In the definition used for corpus collection, graphic narratives refer to book-length comics that exceed 64 pages in length, tell one continuous or closely related stories, are aimed primarily at an adult readership, and form one single volume or a limited series (such as a trilogy). Included are fictional and non-fictional texts, such as graphic novels and memoirs, graphic journalism, and what we refer to as graphic fantasy, including comic books that belong to the superhero and science fiction genre. Historically, the GNC stretches from the mid-1970s, when the graphic novel started coming into its own in English, to 2017. For several reasons to do with the pop-cultural status of graphic narrative, it's currently almost impossible to know how many graphic narratives were published in this time period. Therefore, the project team drew on a wide range of sources in constructing the GNC. These are: international comics prizes (Eisner, Ignatz, Harvey, and the British Comics Award), academic databases (JSTOR and MLA), bestseller lists, online bibliographies (Grand Comics Database, Comicsvine) and library collections (Library of Congress, the Billy Ireland Cartoon Library at Ohio State University), literary histories and international comics experts, as well as newspaper articles (Guardian, Time, etc.). By casting our net widely, we aimed to balance popularity and prestige and to offset the biases of individual sources. More information on sources can be found in the corpus metadata.

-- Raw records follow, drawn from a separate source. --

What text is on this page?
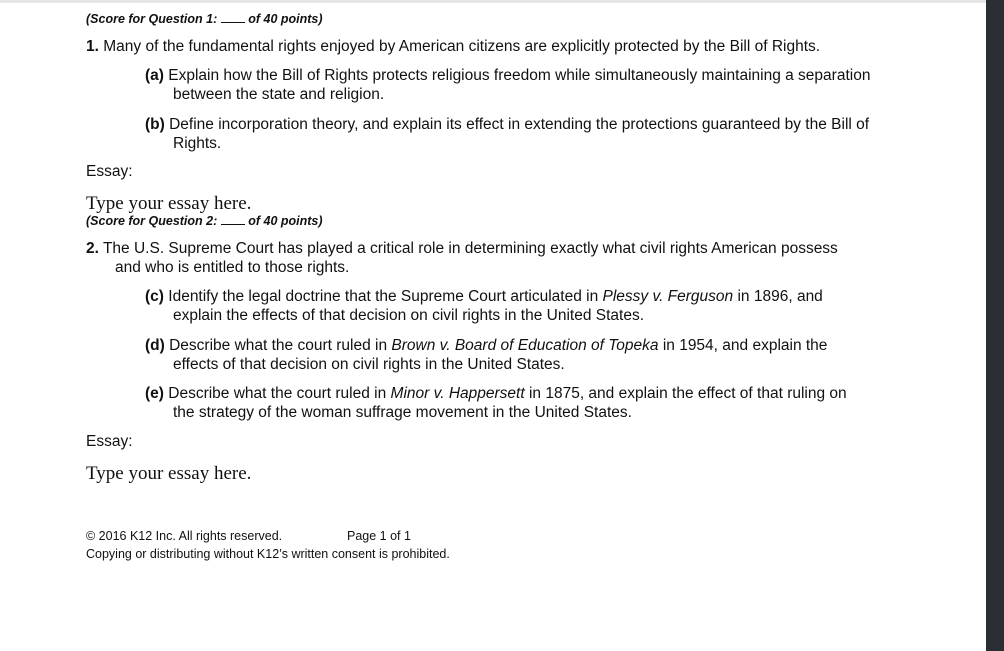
(Score for Question 1:  of 40 points)
1. Many of the fundamental rights enjoyed by American citizens are explicitly protected by the Bill of Rights.
(a) Explain how the Bill of Rights protects religious freedom while simultaneously maintaining a separation
between the state and religion.
(b) Define incorporation theory, and explain its effect in extending the protections guaranteed by the Bill of
Rights.
Essay:
Type your essay here.
(Score for Question 2:  of 40 points)
2. The U.S. Supreme Court has played a critical role in determining exactly what civil rights American possess
and who is entitled to those rights.
(c) Identify the legal doctrine that the Supreme Court articulated in Plessy v. Ferguson in 1896, and
explain the effects of that decision on civil rights in the United States.
(d) Describe what the court ruled in Brown v. Board of Education of Topeka in 1954, and explain the
effects of that decision on civil rights in the United States.
(e) Describe what the court ruled in Minor v. Happersett in 1875, and explain the effect of that ruling on
the strategy of the woman suffrage movement in the United States.
Essay:
Type your essay here.
© 2016 K12 Inc. All rights reserved.	Page 1 of 1
Copying or distributing without K12’s written consent is prohibited.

In addition, this homepage offers selected graphs that aggregate and visualize some of the metadata. The Books and Authors sections allow you to explore the corpus based on individual titles and authors and includes basic biographical and bibliographical information. The Graphs section presents interactive maps, charts, and historical overviews of the publication format of graphic narrative. You can look at the geographical spread of this form, explore differences by gender, or see which subgenres dominate the corpus. Further information about the sampling process for the corpus, some of the computational methods of text and image analysis developed for the project, and results that offer a new theoretical understanding and historical periodization of graphic narrative can be found in a monograph authored by Alexander Dunst, titled The Rise of the Graphic Novel: Computational Criticism and the Evolution of Literary Value (Cambridge UP, 2023). The project page also includes a publication list that covers several aspects of the work done by the research group, across cognitive science, computer science, the digital humanities, and literary studies.